Soulless Teaching
Soulless Teaching
Written By Laurie Higgins   |   Written By Laurie Higgins   |   11.18.08

“Education is simply the soul of a society
as it passes from one generation to another.”
~G.K. Chesterton

In her article “Trans-Friendly Preschool” that appeared in the Journal of Gay & Lesbian Issues in Education, Laurel Dykstra advocates ideas and recommends activities that can only be described as ignorant, radical, subversive, cruel, and pernicious. No civil society, let alone those who claim to be followers of Christ, would countenance such evil being perpetrated on our most innocent. The ideas articulated by Dykstra constitute not education, but unconscionable educational malpractice.

Virtually every cultural institution-from our churches to our courts to our legislatures to our news media to our entertainment industry to our government schools–has been commandeered by homosexuals and those who support their destructive cultural agenda. Those who hold traditional Judeo-Christian values must boldly and tenaciously oppose through word and deed efforts to normalize homosexuality–especially in government schools that our taxes subsidize.

If those who hold traditional beliefs on the nature and morality of homosexual conduct do not take action now, this is what we will see in our pre-schools in the not too distant, calamitous future:

Trans-Friendly Preschool
Laurel A. Dykstra

Children from trans families have one or more parents, siblings or other family member who is trans; these children may have a trans identity or may identify with their assigned genders. Trans kids and kids from trans families attend preschool and kindergarten, and they need educational settings that reflect and affirm their lived experience.

So what might a trans-positive preschool or kindergarten look like? What follows are some suggestions and ideas based on my experiences as a parent, conversations with friends, and some web surfing.

. . .

The binary gender system is hierarchical, with males and their gender-sanctioned activities considered superior, and females and their gender-sanctioned activities inferior. This system is harmful to everyone.

All gender expressions are valid. As most cultures are misogynist, it is important to be aware of our misogyny and not value male gender-sanctioned activities over female ones. In asserting that “girls can do anything boys can do,” we must not undervalue either the girls or the boys who participate in so-called “female” activities, like playing with dolls or dress-up.

Trans kids and trans families at school are an asset to the class, not a problem to be solved.
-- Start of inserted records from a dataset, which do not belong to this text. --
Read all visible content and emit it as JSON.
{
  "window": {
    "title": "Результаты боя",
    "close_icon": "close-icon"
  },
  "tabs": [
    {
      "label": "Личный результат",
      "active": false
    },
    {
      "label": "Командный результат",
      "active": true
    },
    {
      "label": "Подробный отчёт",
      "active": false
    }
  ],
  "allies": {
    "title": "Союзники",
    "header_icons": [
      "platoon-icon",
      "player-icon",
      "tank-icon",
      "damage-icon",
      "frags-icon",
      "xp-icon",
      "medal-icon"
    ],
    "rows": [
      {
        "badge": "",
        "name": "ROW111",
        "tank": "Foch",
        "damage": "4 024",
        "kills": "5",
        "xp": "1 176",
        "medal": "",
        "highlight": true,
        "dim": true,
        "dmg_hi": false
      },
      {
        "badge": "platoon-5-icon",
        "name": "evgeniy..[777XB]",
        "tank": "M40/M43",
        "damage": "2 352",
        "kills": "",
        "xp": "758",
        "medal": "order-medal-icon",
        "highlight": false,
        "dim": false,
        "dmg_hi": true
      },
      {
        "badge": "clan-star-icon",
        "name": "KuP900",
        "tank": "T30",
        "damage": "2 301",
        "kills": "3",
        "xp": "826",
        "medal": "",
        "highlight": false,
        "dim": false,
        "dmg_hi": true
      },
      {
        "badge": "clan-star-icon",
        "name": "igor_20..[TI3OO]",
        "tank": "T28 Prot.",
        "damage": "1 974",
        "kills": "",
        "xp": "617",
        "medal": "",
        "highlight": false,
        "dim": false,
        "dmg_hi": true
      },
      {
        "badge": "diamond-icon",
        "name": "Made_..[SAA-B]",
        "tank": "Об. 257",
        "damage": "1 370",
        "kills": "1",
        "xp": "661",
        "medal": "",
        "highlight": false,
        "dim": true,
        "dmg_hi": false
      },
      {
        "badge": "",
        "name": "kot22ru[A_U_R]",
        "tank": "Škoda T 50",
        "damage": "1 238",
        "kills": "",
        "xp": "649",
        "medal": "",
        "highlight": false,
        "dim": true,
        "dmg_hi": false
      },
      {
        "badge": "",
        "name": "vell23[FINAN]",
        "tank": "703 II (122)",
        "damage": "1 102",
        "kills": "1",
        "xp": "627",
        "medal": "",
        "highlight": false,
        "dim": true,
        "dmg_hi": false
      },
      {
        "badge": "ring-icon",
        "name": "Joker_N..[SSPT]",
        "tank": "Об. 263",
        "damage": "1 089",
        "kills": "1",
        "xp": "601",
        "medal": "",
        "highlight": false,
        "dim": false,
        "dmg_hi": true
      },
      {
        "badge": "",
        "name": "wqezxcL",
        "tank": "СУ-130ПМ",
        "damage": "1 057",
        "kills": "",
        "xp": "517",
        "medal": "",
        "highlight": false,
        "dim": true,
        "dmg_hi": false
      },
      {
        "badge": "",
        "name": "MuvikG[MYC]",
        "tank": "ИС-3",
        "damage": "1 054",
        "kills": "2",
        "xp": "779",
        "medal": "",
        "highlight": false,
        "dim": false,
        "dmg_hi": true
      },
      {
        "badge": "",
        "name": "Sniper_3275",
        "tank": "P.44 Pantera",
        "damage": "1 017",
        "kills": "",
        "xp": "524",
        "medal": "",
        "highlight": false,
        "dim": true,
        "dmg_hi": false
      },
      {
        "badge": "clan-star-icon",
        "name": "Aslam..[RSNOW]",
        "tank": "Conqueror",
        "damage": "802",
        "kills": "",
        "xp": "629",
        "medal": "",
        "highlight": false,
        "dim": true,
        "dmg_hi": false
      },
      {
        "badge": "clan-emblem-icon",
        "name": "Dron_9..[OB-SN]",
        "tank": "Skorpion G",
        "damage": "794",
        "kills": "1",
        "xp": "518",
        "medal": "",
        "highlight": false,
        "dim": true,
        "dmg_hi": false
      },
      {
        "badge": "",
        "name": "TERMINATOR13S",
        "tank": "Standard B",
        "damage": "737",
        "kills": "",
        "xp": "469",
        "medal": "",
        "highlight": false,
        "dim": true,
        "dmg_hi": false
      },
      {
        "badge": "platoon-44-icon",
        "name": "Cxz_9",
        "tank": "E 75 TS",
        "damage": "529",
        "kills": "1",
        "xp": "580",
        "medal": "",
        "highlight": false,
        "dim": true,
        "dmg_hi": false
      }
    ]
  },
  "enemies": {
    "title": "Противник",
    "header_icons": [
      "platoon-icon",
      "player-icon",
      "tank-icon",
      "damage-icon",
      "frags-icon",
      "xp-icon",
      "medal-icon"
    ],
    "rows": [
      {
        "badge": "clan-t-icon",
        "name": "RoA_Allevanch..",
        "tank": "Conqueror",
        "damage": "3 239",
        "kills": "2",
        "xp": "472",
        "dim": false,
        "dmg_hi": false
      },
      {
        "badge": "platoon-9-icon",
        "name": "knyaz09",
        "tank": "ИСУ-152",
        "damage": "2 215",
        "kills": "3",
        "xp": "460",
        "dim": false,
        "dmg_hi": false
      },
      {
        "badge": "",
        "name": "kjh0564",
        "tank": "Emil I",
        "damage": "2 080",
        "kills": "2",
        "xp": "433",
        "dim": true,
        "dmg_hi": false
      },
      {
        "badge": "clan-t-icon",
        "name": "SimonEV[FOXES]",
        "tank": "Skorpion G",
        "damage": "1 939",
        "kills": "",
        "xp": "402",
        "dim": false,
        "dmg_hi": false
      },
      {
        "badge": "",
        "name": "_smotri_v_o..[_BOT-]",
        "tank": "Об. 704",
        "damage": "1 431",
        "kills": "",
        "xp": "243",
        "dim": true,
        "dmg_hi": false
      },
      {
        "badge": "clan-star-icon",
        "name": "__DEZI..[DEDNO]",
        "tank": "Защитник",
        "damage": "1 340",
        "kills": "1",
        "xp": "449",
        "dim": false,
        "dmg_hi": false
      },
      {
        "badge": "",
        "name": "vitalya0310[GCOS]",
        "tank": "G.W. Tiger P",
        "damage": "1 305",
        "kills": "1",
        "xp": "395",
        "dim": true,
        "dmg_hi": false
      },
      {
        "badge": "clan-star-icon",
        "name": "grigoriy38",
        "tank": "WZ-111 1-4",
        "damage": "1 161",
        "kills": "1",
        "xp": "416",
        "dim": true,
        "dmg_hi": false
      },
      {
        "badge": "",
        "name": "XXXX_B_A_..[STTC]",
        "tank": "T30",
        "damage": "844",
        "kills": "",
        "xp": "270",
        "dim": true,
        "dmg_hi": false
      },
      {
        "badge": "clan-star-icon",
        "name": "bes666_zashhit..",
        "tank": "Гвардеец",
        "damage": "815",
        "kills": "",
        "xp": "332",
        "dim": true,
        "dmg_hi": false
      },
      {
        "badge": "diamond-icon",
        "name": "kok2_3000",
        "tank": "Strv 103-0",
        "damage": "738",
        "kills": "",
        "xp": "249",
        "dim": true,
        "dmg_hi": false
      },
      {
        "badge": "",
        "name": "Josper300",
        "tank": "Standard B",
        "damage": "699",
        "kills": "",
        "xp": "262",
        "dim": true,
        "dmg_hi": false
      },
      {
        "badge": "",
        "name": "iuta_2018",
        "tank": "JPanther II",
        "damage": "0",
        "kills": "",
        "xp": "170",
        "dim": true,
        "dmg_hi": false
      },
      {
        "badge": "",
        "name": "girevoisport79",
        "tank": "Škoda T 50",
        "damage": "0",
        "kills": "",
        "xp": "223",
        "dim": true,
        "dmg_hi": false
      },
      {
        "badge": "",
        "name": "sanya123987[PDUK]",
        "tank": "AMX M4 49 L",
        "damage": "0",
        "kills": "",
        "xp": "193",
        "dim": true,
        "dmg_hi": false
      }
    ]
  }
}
But because North American popular culture is transphobic, these kids and families require extra support and have safety and privacy issues that need to be respected. It is not enough for classrooms, teachers, and schools to be “open” or “non-judgmental”; they need to be actively trans-positive.

Trans-positive education must be integrated into a larger anti-oppression model of teaching that is anti-racist, feminist, crip-positive, etc. A specific focus on trans issues will be a relatively small but important part of the classroom experience.

It is important to talk about difference and address kids’ questions. Clear, open, and respectful communication is critical to trans-positive education.


“Some” and “most” are the words I try to use when talking to my kids about gender. “Well, most men have penises, but some don’t.”

“Some girls grow up to be men.” “Most men don’t have breasts.”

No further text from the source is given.